Nous avons pu, à travers cette opération, évaluer la réceptivité des investisseurs et identifier les aspects à améliorer dans notre offre. Ces enseignements nous servent aujourd’hui à préparer le prochain appel à la concurrence, qui sera plus ouvert, plus transparent et plus ciblé.
Justement, quelles sont les nouveautés prévues pour le prochain appel ?
Nous avons souhaité changer d’approche. Plutôt que de surprendre le marché avec des périmètres annoncés directement lors de l’appel, nous avons choisi d’impliquer l’industrie en amont.
Concrètement, nous avons pré-sélectionné une vingtaine de blocs, que nous rendrons publics avant la fin de l’année 2025, accompagnés de fiches techniques détaillant le potentiel, les défis géologiques et les conditions d’accès.
Les compagnies pétrolières intéressées pourront ainsi analyser ces données et faire part de leurs observations. Nous tiendrons compte de leurs retours pour ajuster la sélection finale, qui portera sur six à dix périmètres dans le cadre du prochain appel. C’est une démarche de transparence et de co-construction : nous voulons offrir des opportunités adaptées aux besoins réels du marché tout en valorisant efficacement notre domaine minier.

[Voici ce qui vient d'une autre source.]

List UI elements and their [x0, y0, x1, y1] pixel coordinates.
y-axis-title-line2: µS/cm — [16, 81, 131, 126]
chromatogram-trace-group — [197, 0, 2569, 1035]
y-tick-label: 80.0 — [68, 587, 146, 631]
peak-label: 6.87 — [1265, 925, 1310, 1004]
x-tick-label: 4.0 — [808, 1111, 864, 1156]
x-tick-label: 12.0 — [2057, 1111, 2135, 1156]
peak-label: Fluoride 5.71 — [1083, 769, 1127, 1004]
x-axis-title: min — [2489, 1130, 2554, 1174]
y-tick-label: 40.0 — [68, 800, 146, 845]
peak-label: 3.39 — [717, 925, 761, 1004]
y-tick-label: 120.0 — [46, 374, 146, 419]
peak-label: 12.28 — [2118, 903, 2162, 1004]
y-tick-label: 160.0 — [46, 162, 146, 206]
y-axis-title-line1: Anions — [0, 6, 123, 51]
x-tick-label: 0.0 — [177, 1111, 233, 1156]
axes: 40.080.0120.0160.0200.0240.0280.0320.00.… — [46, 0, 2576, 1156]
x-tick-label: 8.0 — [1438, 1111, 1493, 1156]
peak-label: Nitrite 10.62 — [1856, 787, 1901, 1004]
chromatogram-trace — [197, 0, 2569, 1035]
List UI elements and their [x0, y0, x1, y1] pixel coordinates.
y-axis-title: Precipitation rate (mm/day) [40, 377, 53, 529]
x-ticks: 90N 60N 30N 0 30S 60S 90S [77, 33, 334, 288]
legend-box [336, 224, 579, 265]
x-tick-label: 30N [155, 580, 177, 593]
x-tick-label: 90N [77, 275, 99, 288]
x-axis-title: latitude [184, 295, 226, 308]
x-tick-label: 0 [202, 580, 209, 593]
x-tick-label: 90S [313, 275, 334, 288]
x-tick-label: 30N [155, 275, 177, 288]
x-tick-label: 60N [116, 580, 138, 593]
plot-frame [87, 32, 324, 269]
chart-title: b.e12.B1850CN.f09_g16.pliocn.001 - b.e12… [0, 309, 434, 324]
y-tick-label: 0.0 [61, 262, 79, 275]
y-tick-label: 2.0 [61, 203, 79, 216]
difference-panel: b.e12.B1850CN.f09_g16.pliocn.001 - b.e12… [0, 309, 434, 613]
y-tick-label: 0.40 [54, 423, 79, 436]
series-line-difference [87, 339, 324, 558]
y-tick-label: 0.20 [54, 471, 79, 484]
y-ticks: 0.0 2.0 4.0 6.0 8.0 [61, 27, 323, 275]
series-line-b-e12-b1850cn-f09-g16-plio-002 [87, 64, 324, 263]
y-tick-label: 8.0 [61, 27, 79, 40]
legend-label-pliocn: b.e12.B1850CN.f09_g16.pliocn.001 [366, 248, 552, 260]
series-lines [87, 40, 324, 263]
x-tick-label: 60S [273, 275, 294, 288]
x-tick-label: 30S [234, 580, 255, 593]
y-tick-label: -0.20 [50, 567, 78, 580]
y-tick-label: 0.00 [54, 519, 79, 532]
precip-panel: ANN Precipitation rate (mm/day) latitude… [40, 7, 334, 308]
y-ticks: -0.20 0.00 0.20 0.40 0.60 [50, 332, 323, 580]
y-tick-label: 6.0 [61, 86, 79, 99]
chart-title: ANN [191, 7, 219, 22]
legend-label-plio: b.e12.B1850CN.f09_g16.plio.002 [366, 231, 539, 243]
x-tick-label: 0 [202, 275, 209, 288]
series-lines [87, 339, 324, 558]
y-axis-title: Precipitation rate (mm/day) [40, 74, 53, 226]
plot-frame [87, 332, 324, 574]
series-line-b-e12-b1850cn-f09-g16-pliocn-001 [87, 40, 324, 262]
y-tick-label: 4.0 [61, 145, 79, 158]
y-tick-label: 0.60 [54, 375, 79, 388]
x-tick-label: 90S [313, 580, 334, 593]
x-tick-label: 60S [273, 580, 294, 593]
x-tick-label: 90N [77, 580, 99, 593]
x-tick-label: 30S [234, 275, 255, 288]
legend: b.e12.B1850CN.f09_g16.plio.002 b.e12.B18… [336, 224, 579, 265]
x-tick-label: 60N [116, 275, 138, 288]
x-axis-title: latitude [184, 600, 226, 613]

Cette nouvelle méthode traduit-elle une volonté d’ouverture accrue ?
Oui, et c’est essentiel. La confiance est au cœur de notre démarche. Nous voulons que les partenaires étrangers perçoivent l’Algérie comme un pays fiable, stable et prévisible dans sa politique énergétique.
La législation algérienne offre une grande flexibilité contractuelle : elle nous permet de définir pour chaque projet un modèle adapté, qu’il s’agisse d’un partage de production, d’un contrat de services à risques ou d’un partenariat mixte. Cette souplesse constitue un atout majeur face à la diversité des projets et des acteurs.
Le NAPEC est reconnu comme un espace privilégié de dialogue. Qu’a représenté cette édition 2025 pour ALNAFT ?
C’est un rendez-vous incontournable pour tout l’écosystème énergétique de la région. L’événement réunit aussi bien les institutions nationales que les grands groupes internationaux.
Pour ALNAFT, c’est une occasion unique de dialogue direct avec nos partenaires actuels et potentiels. La proximité favorise des discussions franches et productives, notamment sur les modèles économiques, les conditions contractuelles et les attentes technologiques des investisseurs.
Cette année, nous avons également profité du salon pour annoncer plusieurs avancées concrètes. Nous avons notamment paraphé un accord de coopération avec la société omanaise Petrogaz pour la réévaluation et le redéveloppement d’un gisement mature confronté à des difficultés de production. L’objectif est d’identifier des solutions techniques innovantes pour relancer la production et, à terme, déboucher sur un contrat d’investissement.
Peut-on dire que ces rencontres ont aussi permis de consolider des partenariats existants ?
Absolument. Plusieurs discussions engagées depuis des mois avec des compagnies majeures comme Chevron, Exxon ou encore Occidental ont progressé grâce à ces échanges directs. Le NAPEC nous offre un cadre propice pour ajuster nos collaborations en fonction des nouvelles données disponibles et des priorités de chaque partie.
C’est aussi un espace de coordination entre acteurs algériens : le ministère de l’Énergie et des Mines, Sonatrach et ALNAFT travaillent main dans la main pour présenter une image cohérente et unifiée du secteur. Cette coordination renforce notre crédibilité et rassure les investisseurs.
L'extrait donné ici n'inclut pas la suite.